If you’re managing hybrid workflows—training on a cluster, optimizing locally, deploying to edge—it’s become a necessary evil. It keeps the “it works on my machine” excuses to a minimum.

Code: The Builder Pattern

The biggest shift in 2025-2026 has been how we define engines. It used to be a massive script. But now, the builder API is cleaner, though it still assumes you know what you’re doing with memory allocation.

Here’s a stripped-down version of the build script I used for that Llama test. Note the plugin configuration—if you don’t enable the GPT attention plugin explicitly, performance tanks on consumer cards.

computer graphics card GPU - How Graphics Cards Work | HowStuffWorks
computer graphics card GPU – How Graphics Cards Work | HowStuffWorks
import tensorrt_llm
from tensorrt_llm.builder import Builder
from pathlib import Path

def build_engine(model_dir, output_dir):
    # This crashed on me three times until I pinned the dtype
    dtype = 'float16' 
    
    builder = Builder()
    builder_config = builder.create_builder_config(
        name="llama-optimized",
        precision=dtype,
        timing_cache='model.cache',
        tensor_parallel=1,  # Single GPU setup
    )

    # CRITICAL: The GPT Attention plugin is mandatory for 
    # decent speeds on RTX 40/50 series now.
    network = builder.create_network()
    network.plugin_config.set_gpt_attention_plugin(dtype)
    network.plugin_config.set_gemm_plugin(dtype)

    print(f"Building engine for {model_dir}...")
    
    # The build step usually takes about 2-3 minutes on a 4090
    engine_buffer = builder.build_engine(
        network, 
        builder_config
    )
    
    with open(output_dir / "model.engine", "wb") as f:
        f.write(engine_buffer)

# Don't forget to run this inside the container, 
# or pathing issues will haunt you.
build_engine(Path("./llama-3-8b"), Path("./engines"))

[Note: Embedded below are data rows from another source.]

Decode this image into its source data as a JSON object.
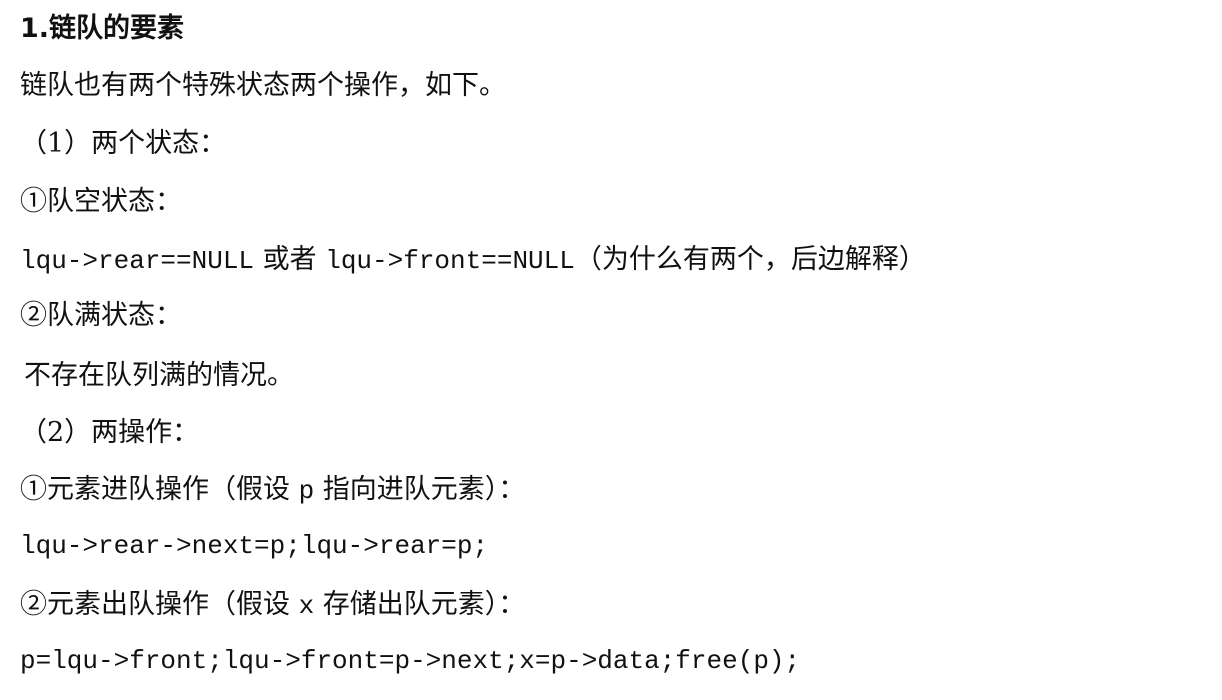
{
  "document": {
    "heading": "1.链队的要素",
    "intro": "链队也有两个特殊状态两个操作，如下。",
    "states_title": "（1）两个状态：",
    "empty_state_label": "①队空状态：",
    "empty_condition": {
      "code_a": "lqu->rear==NULL",
      "connector": " 或者 ",
      "code_b": "lqu->front==NULL",
      "note": "（为什么有两个，后边解释）"
    },
    "full_state_label": "②队满状态：",
    "full_state_desc": "不存在队列满的情况。",
    "ops_title": "（2）两操作：",
    "enqueue": {
      "label_pre": "①元素进队操作（假设 ",
      "label_var": "p",
      "label_post": " 指向进队元素）：",
      "code": "lqu->rear->next=p;lqu->rear=p;"
    },
    "dequeue": {
      "label_pre": "②元素出队操作（假设 ",
      "label_var": "x",
      "label_post": " 存储出队元素）：",
      "code": "p=lqu->front;lqu->front=p->next;x=p->data;free(p);"
    }
  }
}
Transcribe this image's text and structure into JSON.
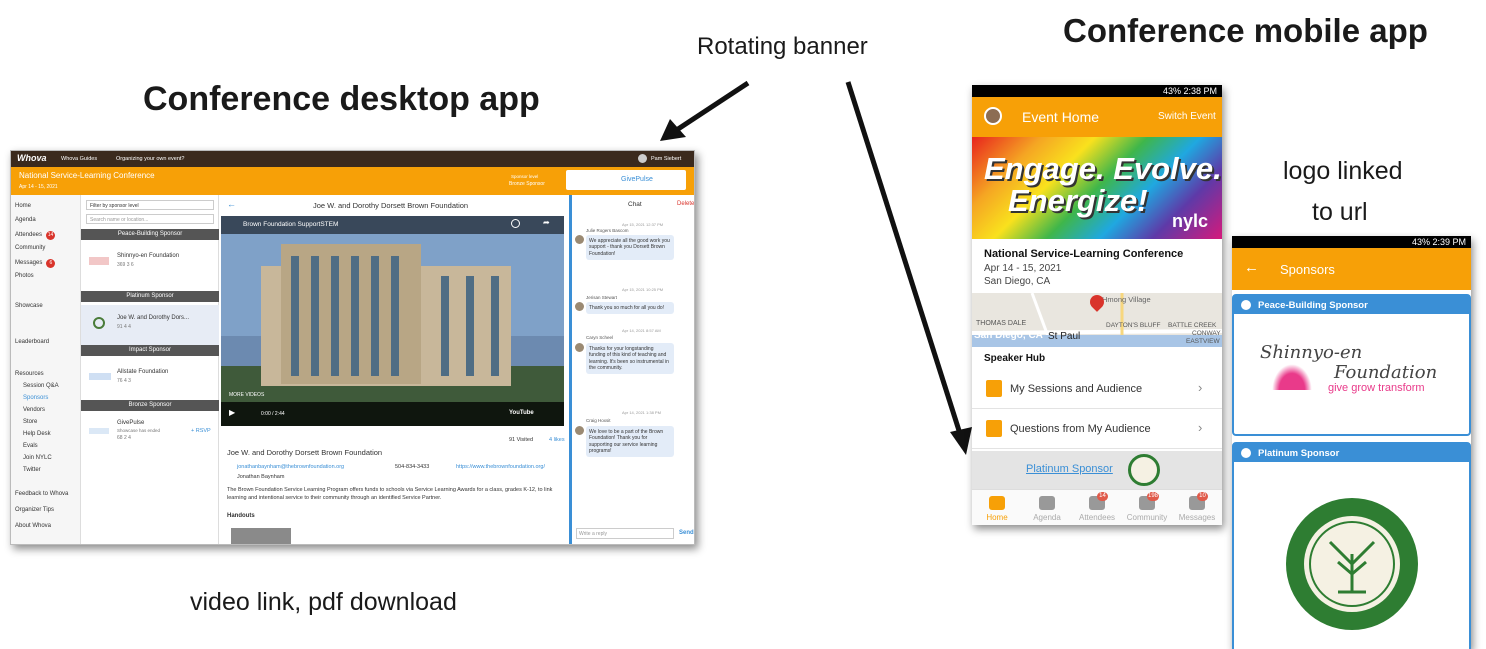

And one gotcha I hit: if you’re running this on Windows via WSL2, make sure you’ve allocated enough RAM to the WSL instance. The builder builds the graph in system memory before moving to VRAM. I capped my WSL at 16GB and watched the build process segfault silently. Bumped it to 32GB, and it ran smooth.

The Generative AI Ecosystem on RTX

It’s not just LLMs. The Stable Diffusion optimizations in TensorRT are frighteningly fast now. I remember waiting 4-5 seconds for an image generation in the early days. But now? It’s sub-second. Real-time generation is effectively solved for standard resolutions.

NVIDIA’s push to get these tools into the hands of modders and indie devs has paid off. And I played a tech demo last month that used TensorRT-LLM for NPC dialogue, running entirely locally. No API calls, no latency. The NPCs were a bit hallucination-prone (one tried to sell me a sword that didn’t exist), but the tech worked.

Is It Worth the Refactor?

Every time a new version drops, I ask myself if I should refactor my inference pipeline. Moving from standard PyTorch to TensorRT is a commitment. You lose some flexibility. And debugging a compiled engine is a nightmare compared to stepping through Python code.

But the efficiency gains are too big to ignore. We’re talking about a 2x to 3x throughput increase for free (well, “free” if you ignore the engineering hours). With energy costs where they are, and GPU availability still being spotty for the high-end chips, squeezing every FLOP out of the hardware you actually have is the only smart play.

My advice? If you’re prototyping, stay in PyTorch. But the second you think about deployment—even if it’s just a demo for a client—compile it. The latency drop alone makes the application feel completely different.

Just don’t update your drivers on a Friday.